The New Labor Forum has a bi-weekly newsletter on current topics in labor, curated by the some of the most insightful scholars and activists in the labor world today. Check out some highlights from the latest edition below.
As progressive organizing surges within and around the Democratic Party, activists looking toward “the left wing of the possible” increasingly turn their gaze across the Atlantic to The Remarkable Rise of Jeremy Corbyn. In the current issue of New Labor Forum, Hilary Wainwright suggests that it is Corbyn’s bold challenge to neo-liberal policies that has won him the support of the youth and a rank-and-file battered by rising student debt, skyrocketing housing costs, increasing precarity, and declining public services.
Reclaiming the value and efficacy of public ownership and economic democracy is among the most audacious aspects of the new Labour Party “Manifesto.” Addressing the Labour Party annual conference in Liverpool in early September, Shadow Chancellor John McDonald announced “We are extending economic democracy even further by bringing water, energy, Royal Mail and rail into public ownership.”

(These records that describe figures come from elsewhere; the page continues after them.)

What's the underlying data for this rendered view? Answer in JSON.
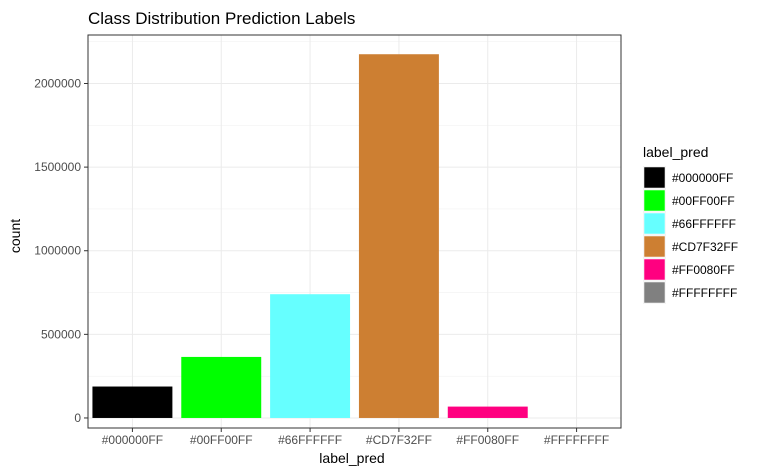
{
  "chart_data": {
    "type": "bar",
    "title": "Class Distribution Prediction Labels",
    "xlabel": "label_pred",
    "ylabel": "count",
    "categories": [
      "#000000FF",
      "#00FF00FF",
      "#66FFFFFF",
      "#CD7F32FF",
      "#FF0080FF",
      "#FFFFFFFF"
    ],
    "values": [
      188000,
      365000,
      740000,
      2175000,
      68000,
      0
    ],
    "colors": [
      "#000000",
      "#00FF00",
      "#66FFFF",
      "#CD7F32",
      "#FF0080",
      "#FFFFFF"
    ],
    "ylim": [
      -60000,
      2290000
    ],
    "yticks": [
      0,
      500000,
      1000000,
      1500000,
      2000000
    ],
    "ytick_labels": [
      "0",
      "500000",
      "1000000",
      "1500000",
      "2000000"
    ],
    "grid": true,
    "legend": {
      "title": "label_pred",
      "placement": "right",
      "entries": [
        {
          "label": "#000000FF",
          "color": "#000000"
        },
        {
          "label": "#00FF00FF",
          "color": "#00FF00"
        },
        {
          "label": "#66FFFFFF",
          "color": "#66FFFF"
        },
        {
          "label": "#CD7F32FF",
          "color": "#CD7F32"
        },
        {
          "label": "#FF0080FF",
          "color": "#FF0080"
        },
        {
          "label": "#FFFFFFFF",
          "color": "#808080"
        }
      ]
    }
  }
}
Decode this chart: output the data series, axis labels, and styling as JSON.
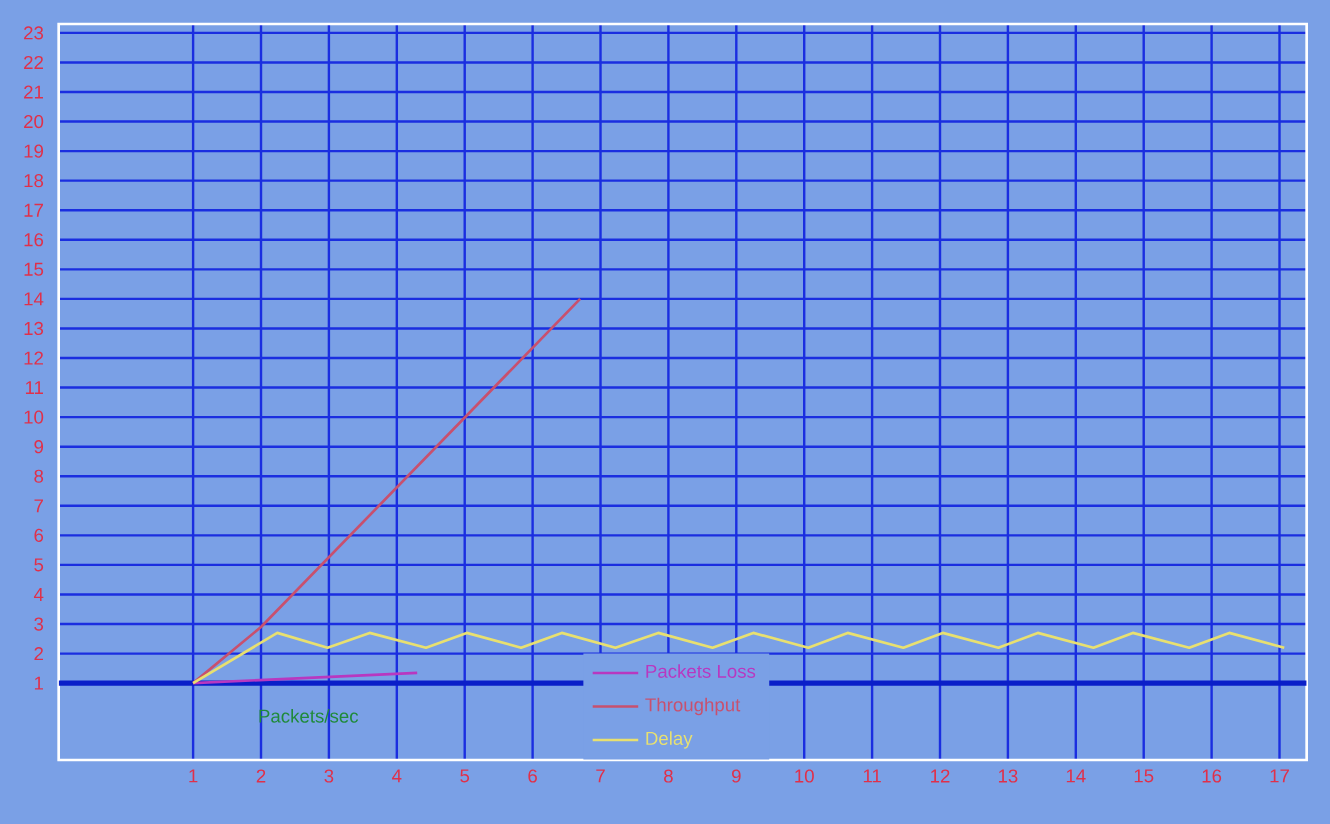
{
  "chart_data": {
    "type": "line",
    "xlabel": "Packets/sec",
    "xlim": [
      -0.98,
      17.4
    ],
    "ylim": [
      -1.6,
      23.3
    ],
    "xticks": [
      1,
      2,
      3,
      4,
      5,
      6,
      7,
      8,
      9,
      10,
      11,
      12,
      13,
      14,
      15,
      16,
      17
    ],
    "yticks": [
      1,
      2,
      3,
      4,
      5,
      6,
      7,
      8,
      9,
      10,
      11,
      12,
      13,
      14,
      15,
      16,
      17,
      18,
      19,
      20,
      21,
      22,
      23
    ],
    "grid": true,
    "legend": "bottom",
    "marker": "none",
    "line_style": "solid",
    "ref_lines": [
      {
        "axis": "y",
        "value": 1,
        "color": "#0a1fc8"
      }
    ],
    "series": [
      {
        "name": "Packets Loss",
        "color": "#b838c0",
        "x": [
          1,
          4.3
        ],
        "values": [
          1,
          1.35
        ]
      },
      {
        "name": "Throughput",
        "color": "#c8506e",
        "x": [
          1,
          2,
          6.7
        ],
        "values": [
          1,
          2.9,
          14
        ]
      },
      {
        "name": "Delay",
        "color": "#e8e070",
        "x": [
          1,
          2.24,
          2.98,
          3.6,
          4.43,
          5.03,
          5.83,
          6.43,
          7.22,
          7.85,
          8.65,
          9.25,
          10.06,
          10.64,
          11.46,
          12.04,
          12.86,
          13.44,
          14.26,
          14.84,
          15.67,
          16.26,
          17.07
        ],
        "values": [
          1,
          2.7,
          2.2,
          2.7,
          2.2,
          2.7,
          2.2,
          2.7,
          2.2,
          2.7,
          2.2,
          2.7,
          2.2,
          2.7,
          2.2,
          2.7,
          2.2,
          2.7,
          2.2,
          2.7,
          2.2,
          2.7,
          2.2
        ]
      }
    ]
  }
}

Labour’s plan for public ownership of energy also undergirds it commitment to reach zero emissions by 2050. New Labor Forum columnist and the Trade Unions for Energy Democracy global coordinator Sean Sweeney, under the CUNY School of Labor and Urban Studies, is currently working with UK unions in helping with the development of this plan, recently elaborated at the Labour Party Conference by Rebecca Long Bailey, Labour Party Shadow Secretary of State for Business, Energy and Industrial Strategy. She told the conference, “This is not the time for piecemeal measures. We do not have to settle for whatever the market can deliver, and sleep walk into catastrophe. We need a plan of action.” Long Bailey recently addressed a TUED conference in Sheffield where unions debated how the energy system should be taken back into public ownership.